A Random Forest minimizes variance by averaging independent trees, but it ignores the **bias** of individual trees and their **error correlations**. The HRF weights minimize the full MSE decomposition:

```
MSE(f̂_w) = (w'μ)² + w'Σw
```

where μ is the vector of tree bias terms and Σ is the tree-error covariance matrix.

### Why negative weights?

When some trees are systematically biased in the same direction, a negative weight on those trees can **cancel out** that bias, reducing the overall forecast error. The gross-exposure constraint `κ` keeps negative positions bounded.

### The EWMA + shrinkage pipeline

For time-series data (non-i.i.d.), equal-weighted sample estimators of μ and Σ are suboptimal.

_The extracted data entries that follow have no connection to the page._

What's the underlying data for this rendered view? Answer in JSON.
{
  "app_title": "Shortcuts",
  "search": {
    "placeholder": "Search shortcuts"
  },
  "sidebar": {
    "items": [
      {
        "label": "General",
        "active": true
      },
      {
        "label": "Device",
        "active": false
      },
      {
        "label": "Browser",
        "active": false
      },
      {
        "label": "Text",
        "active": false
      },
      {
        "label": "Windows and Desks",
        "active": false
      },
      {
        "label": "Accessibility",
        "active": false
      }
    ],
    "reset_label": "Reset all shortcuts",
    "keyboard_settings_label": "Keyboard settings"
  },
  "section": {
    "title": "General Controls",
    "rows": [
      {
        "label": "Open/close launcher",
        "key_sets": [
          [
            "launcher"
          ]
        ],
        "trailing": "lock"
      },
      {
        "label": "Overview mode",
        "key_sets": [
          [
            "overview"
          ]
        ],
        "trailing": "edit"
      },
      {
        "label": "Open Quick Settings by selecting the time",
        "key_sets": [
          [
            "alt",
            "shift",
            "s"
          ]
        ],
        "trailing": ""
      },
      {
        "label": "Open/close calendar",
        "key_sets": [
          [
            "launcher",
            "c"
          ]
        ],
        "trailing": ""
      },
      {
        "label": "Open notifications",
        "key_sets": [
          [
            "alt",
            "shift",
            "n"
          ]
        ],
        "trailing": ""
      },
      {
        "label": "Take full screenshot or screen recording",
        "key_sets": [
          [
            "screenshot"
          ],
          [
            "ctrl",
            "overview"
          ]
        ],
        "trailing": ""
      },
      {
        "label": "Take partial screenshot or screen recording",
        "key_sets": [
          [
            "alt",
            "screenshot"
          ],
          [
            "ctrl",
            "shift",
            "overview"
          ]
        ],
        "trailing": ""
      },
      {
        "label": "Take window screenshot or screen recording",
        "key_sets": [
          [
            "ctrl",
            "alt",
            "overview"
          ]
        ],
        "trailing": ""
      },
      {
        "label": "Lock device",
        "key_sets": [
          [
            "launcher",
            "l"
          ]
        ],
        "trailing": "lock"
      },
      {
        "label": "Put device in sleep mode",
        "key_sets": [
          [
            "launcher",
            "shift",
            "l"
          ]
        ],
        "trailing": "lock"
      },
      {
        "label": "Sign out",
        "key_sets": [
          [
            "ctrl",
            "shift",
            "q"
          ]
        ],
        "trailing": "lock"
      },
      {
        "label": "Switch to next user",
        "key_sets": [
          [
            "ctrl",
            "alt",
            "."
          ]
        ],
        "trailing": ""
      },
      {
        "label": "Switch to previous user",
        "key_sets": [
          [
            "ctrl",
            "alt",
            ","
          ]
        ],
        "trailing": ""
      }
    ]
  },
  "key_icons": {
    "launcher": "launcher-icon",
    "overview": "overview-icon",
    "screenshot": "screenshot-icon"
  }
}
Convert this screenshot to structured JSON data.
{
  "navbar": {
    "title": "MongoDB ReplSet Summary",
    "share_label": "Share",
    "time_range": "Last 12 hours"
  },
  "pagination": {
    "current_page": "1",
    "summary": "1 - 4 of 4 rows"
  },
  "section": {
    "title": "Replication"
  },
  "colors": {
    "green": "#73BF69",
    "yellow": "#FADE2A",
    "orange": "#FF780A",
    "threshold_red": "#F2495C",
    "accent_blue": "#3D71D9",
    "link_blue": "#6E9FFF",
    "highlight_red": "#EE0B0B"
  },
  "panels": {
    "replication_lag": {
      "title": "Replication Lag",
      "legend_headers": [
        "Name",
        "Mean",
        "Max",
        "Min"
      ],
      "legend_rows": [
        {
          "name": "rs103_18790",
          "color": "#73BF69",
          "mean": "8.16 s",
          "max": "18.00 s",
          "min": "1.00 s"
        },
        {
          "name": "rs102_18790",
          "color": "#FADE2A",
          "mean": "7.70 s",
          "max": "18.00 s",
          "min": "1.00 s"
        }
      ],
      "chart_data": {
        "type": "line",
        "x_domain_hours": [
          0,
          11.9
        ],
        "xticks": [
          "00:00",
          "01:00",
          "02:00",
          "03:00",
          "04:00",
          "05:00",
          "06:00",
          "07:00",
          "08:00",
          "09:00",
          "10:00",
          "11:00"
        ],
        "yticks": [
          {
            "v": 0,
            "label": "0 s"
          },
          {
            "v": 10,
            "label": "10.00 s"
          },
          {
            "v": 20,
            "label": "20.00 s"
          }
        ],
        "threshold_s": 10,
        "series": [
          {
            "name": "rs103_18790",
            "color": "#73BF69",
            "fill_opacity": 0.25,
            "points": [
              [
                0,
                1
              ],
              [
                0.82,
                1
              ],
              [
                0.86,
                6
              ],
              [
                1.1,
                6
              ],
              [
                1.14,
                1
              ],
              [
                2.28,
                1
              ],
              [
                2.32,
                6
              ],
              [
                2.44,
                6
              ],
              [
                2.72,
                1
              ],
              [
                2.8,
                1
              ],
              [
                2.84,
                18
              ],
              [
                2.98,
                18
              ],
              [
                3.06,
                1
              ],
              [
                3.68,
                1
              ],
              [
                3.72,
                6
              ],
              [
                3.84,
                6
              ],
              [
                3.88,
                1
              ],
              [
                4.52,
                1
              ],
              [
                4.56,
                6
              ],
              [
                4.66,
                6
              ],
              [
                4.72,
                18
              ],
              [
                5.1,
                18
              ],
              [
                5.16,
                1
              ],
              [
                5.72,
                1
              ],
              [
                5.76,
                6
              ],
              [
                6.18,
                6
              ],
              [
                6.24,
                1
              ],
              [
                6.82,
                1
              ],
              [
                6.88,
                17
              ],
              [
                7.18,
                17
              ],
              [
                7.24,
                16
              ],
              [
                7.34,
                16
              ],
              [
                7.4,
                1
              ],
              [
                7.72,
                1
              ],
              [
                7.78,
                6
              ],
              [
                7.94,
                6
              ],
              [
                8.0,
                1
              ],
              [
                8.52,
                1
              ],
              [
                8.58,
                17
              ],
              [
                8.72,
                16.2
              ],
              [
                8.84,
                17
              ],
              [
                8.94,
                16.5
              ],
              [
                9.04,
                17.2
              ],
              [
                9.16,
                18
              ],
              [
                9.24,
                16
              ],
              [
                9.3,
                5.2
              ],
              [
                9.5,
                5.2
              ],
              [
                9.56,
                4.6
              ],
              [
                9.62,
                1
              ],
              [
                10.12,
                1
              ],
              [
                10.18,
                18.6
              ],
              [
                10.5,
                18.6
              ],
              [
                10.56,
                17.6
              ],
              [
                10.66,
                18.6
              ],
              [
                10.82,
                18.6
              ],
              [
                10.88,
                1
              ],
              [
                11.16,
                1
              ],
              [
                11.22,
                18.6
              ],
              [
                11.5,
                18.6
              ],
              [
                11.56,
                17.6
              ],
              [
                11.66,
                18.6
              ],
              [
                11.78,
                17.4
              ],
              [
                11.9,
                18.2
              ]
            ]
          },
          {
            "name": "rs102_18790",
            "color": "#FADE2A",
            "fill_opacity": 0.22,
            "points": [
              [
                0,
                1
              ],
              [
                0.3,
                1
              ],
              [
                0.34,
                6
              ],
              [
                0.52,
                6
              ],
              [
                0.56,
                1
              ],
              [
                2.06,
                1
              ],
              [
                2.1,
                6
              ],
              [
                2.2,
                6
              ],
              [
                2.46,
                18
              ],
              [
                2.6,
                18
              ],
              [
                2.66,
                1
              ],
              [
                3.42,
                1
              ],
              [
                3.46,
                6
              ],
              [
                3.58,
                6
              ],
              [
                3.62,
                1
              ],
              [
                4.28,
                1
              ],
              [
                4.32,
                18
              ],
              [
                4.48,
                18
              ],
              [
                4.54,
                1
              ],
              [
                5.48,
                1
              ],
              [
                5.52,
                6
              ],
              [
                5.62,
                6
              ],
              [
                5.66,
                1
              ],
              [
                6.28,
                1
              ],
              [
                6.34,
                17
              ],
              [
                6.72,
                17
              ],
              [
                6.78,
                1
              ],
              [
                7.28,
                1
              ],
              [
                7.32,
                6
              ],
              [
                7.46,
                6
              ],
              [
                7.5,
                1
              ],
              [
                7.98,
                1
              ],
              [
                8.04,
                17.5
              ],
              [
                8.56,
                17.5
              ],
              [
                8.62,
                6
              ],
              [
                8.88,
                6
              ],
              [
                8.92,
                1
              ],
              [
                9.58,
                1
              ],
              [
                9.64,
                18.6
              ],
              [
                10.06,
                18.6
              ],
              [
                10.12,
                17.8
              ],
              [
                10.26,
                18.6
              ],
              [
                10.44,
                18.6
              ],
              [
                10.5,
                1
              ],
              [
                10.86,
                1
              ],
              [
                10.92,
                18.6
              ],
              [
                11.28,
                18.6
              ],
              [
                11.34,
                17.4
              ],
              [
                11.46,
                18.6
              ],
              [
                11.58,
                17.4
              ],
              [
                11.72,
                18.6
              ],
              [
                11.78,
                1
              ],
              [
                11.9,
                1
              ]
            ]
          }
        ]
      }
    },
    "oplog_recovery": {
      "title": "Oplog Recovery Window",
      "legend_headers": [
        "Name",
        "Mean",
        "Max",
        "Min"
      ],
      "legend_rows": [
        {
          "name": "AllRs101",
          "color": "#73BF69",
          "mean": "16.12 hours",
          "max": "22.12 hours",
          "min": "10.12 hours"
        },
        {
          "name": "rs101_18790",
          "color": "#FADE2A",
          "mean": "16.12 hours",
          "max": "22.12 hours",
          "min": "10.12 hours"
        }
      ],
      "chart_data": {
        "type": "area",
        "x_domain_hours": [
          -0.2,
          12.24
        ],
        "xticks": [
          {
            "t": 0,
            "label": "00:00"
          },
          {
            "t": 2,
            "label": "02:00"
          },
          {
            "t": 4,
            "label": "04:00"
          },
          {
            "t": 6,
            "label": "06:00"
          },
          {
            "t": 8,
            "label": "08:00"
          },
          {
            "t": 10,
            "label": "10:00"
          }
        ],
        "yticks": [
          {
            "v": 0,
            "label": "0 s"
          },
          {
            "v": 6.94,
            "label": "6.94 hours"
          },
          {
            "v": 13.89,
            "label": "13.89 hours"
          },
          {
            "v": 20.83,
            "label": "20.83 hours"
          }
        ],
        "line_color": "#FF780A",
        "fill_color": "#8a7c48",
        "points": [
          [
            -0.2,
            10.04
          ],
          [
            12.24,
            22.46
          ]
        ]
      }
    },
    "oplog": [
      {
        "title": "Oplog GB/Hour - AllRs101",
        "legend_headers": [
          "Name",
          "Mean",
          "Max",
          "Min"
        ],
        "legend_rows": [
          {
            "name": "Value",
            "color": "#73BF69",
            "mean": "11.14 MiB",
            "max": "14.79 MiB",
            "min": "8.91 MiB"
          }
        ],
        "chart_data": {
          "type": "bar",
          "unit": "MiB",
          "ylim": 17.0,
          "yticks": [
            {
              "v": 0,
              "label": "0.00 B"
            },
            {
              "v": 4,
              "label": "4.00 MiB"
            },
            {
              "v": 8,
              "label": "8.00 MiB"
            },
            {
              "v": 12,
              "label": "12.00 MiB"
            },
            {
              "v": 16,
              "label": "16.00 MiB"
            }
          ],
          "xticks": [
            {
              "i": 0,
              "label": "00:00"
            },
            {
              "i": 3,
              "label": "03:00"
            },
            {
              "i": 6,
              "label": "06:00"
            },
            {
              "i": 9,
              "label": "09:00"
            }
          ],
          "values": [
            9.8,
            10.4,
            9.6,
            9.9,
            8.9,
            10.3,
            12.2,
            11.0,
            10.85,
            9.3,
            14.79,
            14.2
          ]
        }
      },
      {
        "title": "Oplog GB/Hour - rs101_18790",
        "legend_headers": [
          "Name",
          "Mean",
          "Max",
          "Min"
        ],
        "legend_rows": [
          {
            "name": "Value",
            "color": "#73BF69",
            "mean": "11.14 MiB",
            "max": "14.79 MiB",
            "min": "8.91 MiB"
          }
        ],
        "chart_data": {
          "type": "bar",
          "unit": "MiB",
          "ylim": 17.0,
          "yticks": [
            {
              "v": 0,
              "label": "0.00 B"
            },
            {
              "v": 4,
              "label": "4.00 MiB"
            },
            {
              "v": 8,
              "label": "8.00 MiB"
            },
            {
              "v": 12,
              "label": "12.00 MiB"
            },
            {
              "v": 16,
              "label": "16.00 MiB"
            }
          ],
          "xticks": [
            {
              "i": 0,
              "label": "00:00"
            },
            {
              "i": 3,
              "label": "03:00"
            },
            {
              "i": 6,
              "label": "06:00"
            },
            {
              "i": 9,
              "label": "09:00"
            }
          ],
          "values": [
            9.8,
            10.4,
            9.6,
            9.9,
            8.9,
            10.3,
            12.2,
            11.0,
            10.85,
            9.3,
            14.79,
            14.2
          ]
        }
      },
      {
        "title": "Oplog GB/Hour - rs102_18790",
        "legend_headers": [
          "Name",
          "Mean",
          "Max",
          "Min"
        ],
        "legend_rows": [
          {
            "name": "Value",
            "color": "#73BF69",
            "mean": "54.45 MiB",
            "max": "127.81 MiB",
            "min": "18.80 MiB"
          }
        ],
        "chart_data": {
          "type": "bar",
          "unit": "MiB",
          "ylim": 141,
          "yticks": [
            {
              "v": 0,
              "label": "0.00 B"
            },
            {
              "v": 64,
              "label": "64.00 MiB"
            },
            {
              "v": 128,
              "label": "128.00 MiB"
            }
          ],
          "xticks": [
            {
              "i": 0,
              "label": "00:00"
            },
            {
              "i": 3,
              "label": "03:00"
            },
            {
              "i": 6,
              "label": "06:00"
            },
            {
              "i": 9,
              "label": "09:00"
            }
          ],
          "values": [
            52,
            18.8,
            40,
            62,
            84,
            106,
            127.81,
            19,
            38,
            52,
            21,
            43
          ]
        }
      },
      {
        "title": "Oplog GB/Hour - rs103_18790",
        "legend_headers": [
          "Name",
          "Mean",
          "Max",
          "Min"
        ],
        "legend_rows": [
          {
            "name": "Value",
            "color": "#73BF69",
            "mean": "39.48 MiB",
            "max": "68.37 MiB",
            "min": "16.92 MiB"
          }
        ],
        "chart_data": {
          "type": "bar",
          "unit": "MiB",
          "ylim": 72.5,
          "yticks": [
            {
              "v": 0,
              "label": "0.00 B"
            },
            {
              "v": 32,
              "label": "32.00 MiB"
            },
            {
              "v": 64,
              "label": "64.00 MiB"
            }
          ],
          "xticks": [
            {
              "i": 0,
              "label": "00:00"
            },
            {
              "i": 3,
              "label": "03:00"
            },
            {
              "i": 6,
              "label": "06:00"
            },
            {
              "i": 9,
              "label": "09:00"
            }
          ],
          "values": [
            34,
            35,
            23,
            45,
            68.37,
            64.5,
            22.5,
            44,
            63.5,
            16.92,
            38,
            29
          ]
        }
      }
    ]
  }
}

The HRF instead uses:

1. **EWMA estimation** — exponentially decaying weights give more importance to recent observations, adapting to structural breaks and ARCH/GARCH effects
2. **Linear shrinkage to CVC target** — regularizes Σ̂ toward a constant-variance-covariance matrix, using a data-driven shrinkage intensity α = ν/(ν+γ) derived from HAC variance estimates

### Choosing `lambda_param` (λ)

| Data frequency | Recommended λ |
|---------------|---------------|
| Daily | 0.06 |
| Weekly | 0.10 |
| Monthly | **0.15** (default) |
| Quarterly | 0.25 |

Larger λ → faster decay → more weight on recent observations.

### Choosing `kappa` (κ)

| Value | Effect |
|-------|--------|
| `1.0` | All weights non-negative (like standard weighted RF) |
| `2.0` | **Recommended default** — moderate negative weights allowed |
| `> 2.0` | More aggressive hedging; may overfit on small samples |

---

## Empirical results

From Beck & Wolf (2025), using US and Swiss inflation data (1990–2023):

| Metric | Typical improvement |
|--------|-------------------|
| RMSE vs standard RF | **~4% reduction** (up to 7% for core inflation) |
| MAE vs standard RF | **~5% reduction** (up to 8% for core inflation) |

The HRF outperforms the standard RF consistently across all 6 inflation measures and all 12 forecast horizons tested.

---

## Examples

See the [`examples/`](examples/) directory for notebooks covering:

- **`basic_usage.ipynb`** — end-to-end walkthrough with synthetic data
- **`inflation_forecasting.ipynb`** — replication of the Beck & Wolf (2025) results using FRED-MD data
- **`hyperparameter_sensitivity.ipynb`** — sensitivity analysis for λ and κ

---

## Citation

If you use `hedged-rf` in your research, please cite the original paper:

```bibtex
@techreport{beck2025hrf,
  title   = {Forecasting Inflation with the Hedged Random Forest},
  author  = {Beck, Elliot and Wolf, Michael},
  year    = {2025},
  institution = {Swiss National Bank},
  type    = {SNB Working Papers},
  number  = {07/2025}
}
```

---

## Contributing

Contributions are welcome! Please open an issue or pull request on GitHub.

```bash
git clone https://github.com/Ezequiel025/hedged-rf.git
cd hedged-rf
pip install -e ".[dev]"
pre-commit install
pytest
```

---

## License

This project is licensed under the **MIT License** — see [LICENSE](LICENSE) for details.